Развеянные чары (Вернер) - страница 32

Рейнгольд вполне пришел в себя только в артистической, куда привела его синьора Бьянкона. Всего несколько минут могли они пробыть наедине; в зале оркестр доигрывал последнюю пьесу при полнейшем равнодушии публики, еще всецело находившейся под впечатлением только что услышанного произведения.

— Мы победили, — тихо проговорила Беатриче. — Довольны ли вы моим пением?

Страстным движением схватив ее руки, Рейнгольд воскликнул:

— Зачем спрашивать, синьора? Позвольте поблагодарить вас не за успех, который относится более к вам, чем ко мне, а за то, что я имел счастье слышать свою песню из ваших уст. Я написал ее, вспоминая вас, и только для вас одной, Беатриче! И вы поняли, что я хотел сказать ею, иначе не спели бы ее так…

Синьора Бьянкона, конечно, отлично поняла это, но в устремленном на Рейнгольда взгляде выразилось не только торжество красивой женщины, в очередной раз убедившейся в неотразимости своей власти.

— Кому вы это говорите — женщине или артистке? — шутливо спросила она. — Но путь открыт, синьор! Решитесь ли вступить на него?

— Да, я вступлю на него, какие бы ни ожидали меня препятствия, — проговорил Рейнгольд, гордо выпрямившись. — И как бы ни сложилась моя дальнейшая жизнь, для меня она освящена с тех пор, как сама муза пения указала мне путь.

В последних словах опять зазвучал тон мечтательного поклонения, который Беатриче уже раньше слышала от Альмбаха. Она наклонилась к нему еще ближе, и ее голос зазвучал мягко, почти умоляюще:

— В таком случае, не избегайте музы так упорно, как до сих пор. Артист может себе позволить время от времени навещать артистку.

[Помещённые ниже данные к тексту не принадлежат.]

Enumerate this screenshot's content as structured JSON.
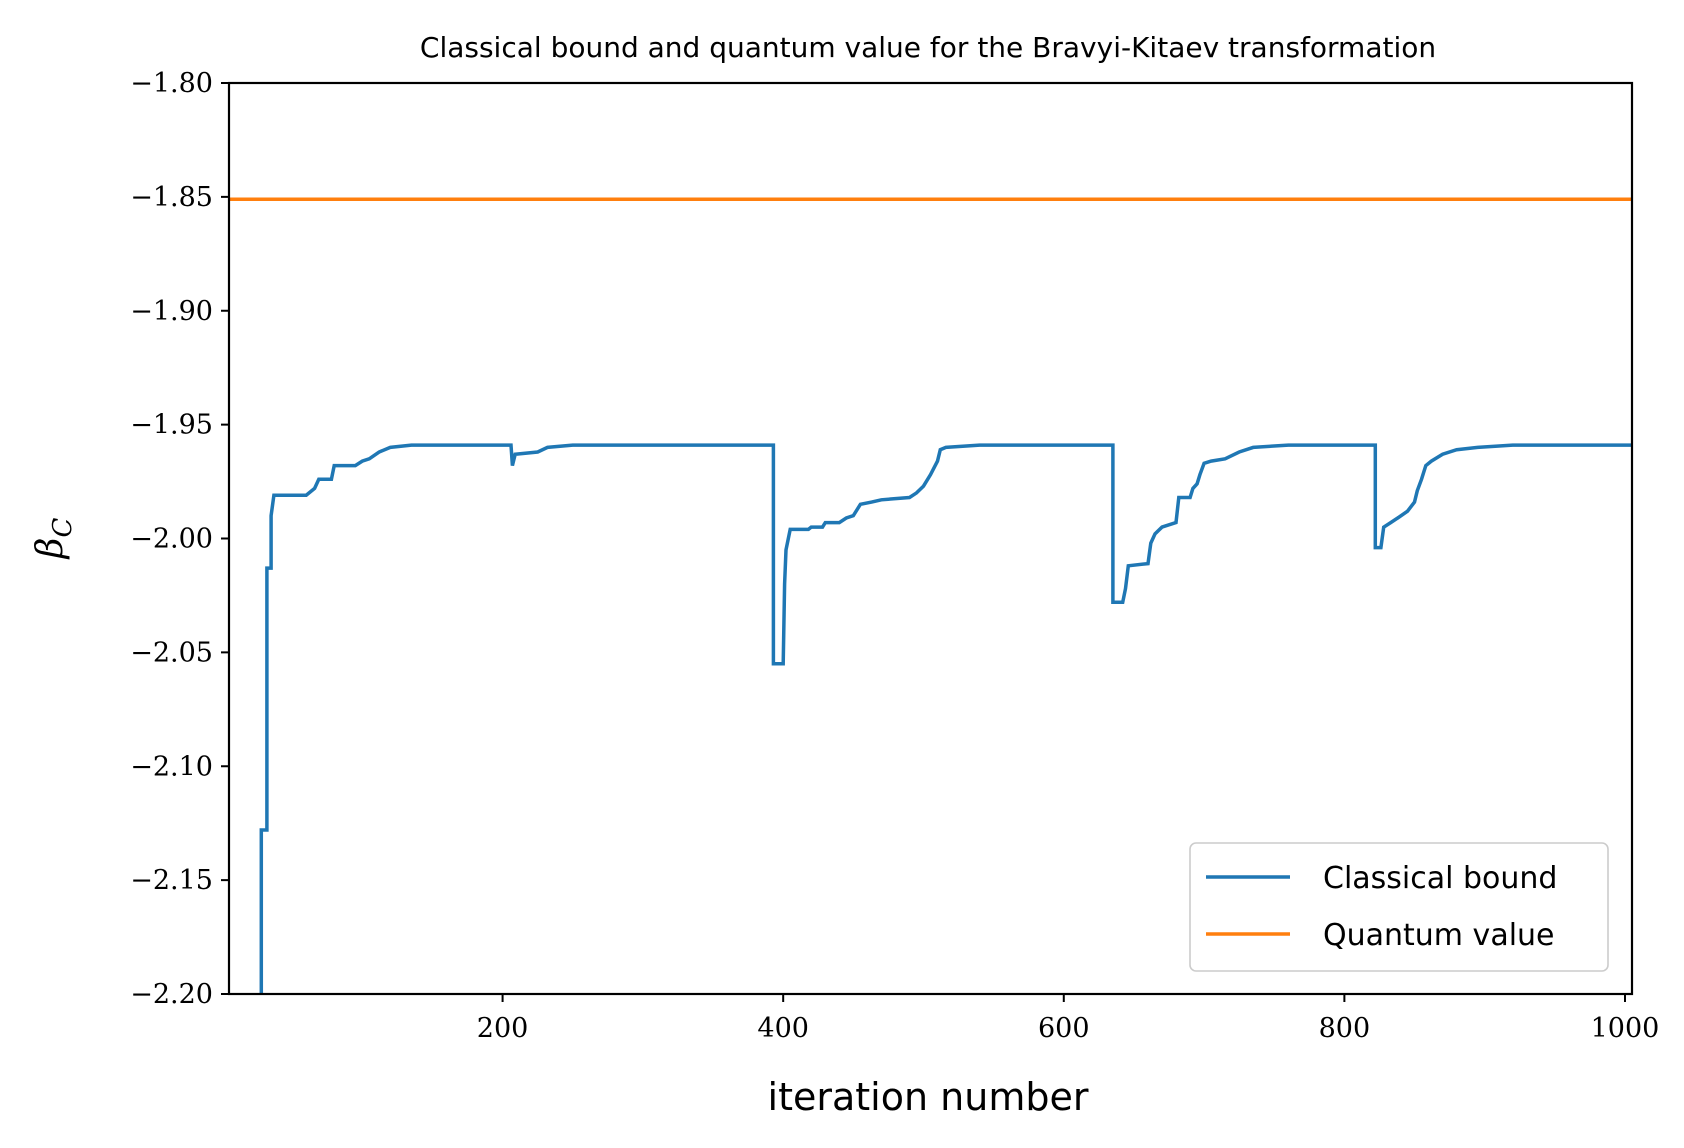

Когда я буду разучивать ваше следующее произведение, предоставите ли вы мне самой разбираться в нем или поможете своими личными указаниями?

Рейнгольд ничего не ответил, но горячий поцелуй, которым он приник к ее руке, не выражал отказа. Сейчас он больше не прощался с певицей, никакое воспоминание не могло уже спасти его от опасной близости. Таинственная предостерегающая сила, некогда мерещившаяся ему вдали, не имела более власти над душой молодого человека. И могла ли его бледная, бесцветная жена соперничать с Беатриче Бьянконой, стоявшей перед ним во всем обаянии своей демонической красоты, с этой «музой пения», открывшей ему всю сладость первого успеха? Он видел только ее одну. Все, что долгие годы таилось в нем, все, с чем он боролся со времени их первой встречи, — все решил этот вечер. Он стал началом его артистической карьеры и в то же время началом семейной драмы.

Глава 6

Последующие дни и недели в доме Альмбаха никак не принадлежали к числу приятных. Для самого хозяина дома открытое выступление его зятя со своим произведением уже потому не могло оставаться тайной, что доктор Вельдинг в «Утреннем листке» дал подробное описание концерта, назвав имя молодого композитора. Но ни похвалы строгого критика, ни громкий успех песни, ни вмешательство консула Эрлау, горячо вступившегося за Рейнгольда и решительно высказавшегося в защиту его музыкального дарования, — ничто не могло поколебать предубеждения старика. Он продолжал настаивать на том, что любое художественное стремление — бесполезная и опасная забава, причина неспособности человека к практической деятельности и корень всякого зла. Он, как и все остальные, не знал, что синьора Бьянкона почти насильно заставила Рейнгольда выступить публично, и, думая, что все было заранее подстроено без его ведома и против его воли, совершенно выходил из себя. Он до такой степени рассердился, что выбранил зятя, как мальчишку, и раз навсегда строго-настрого запретил ему заниматься музыкой.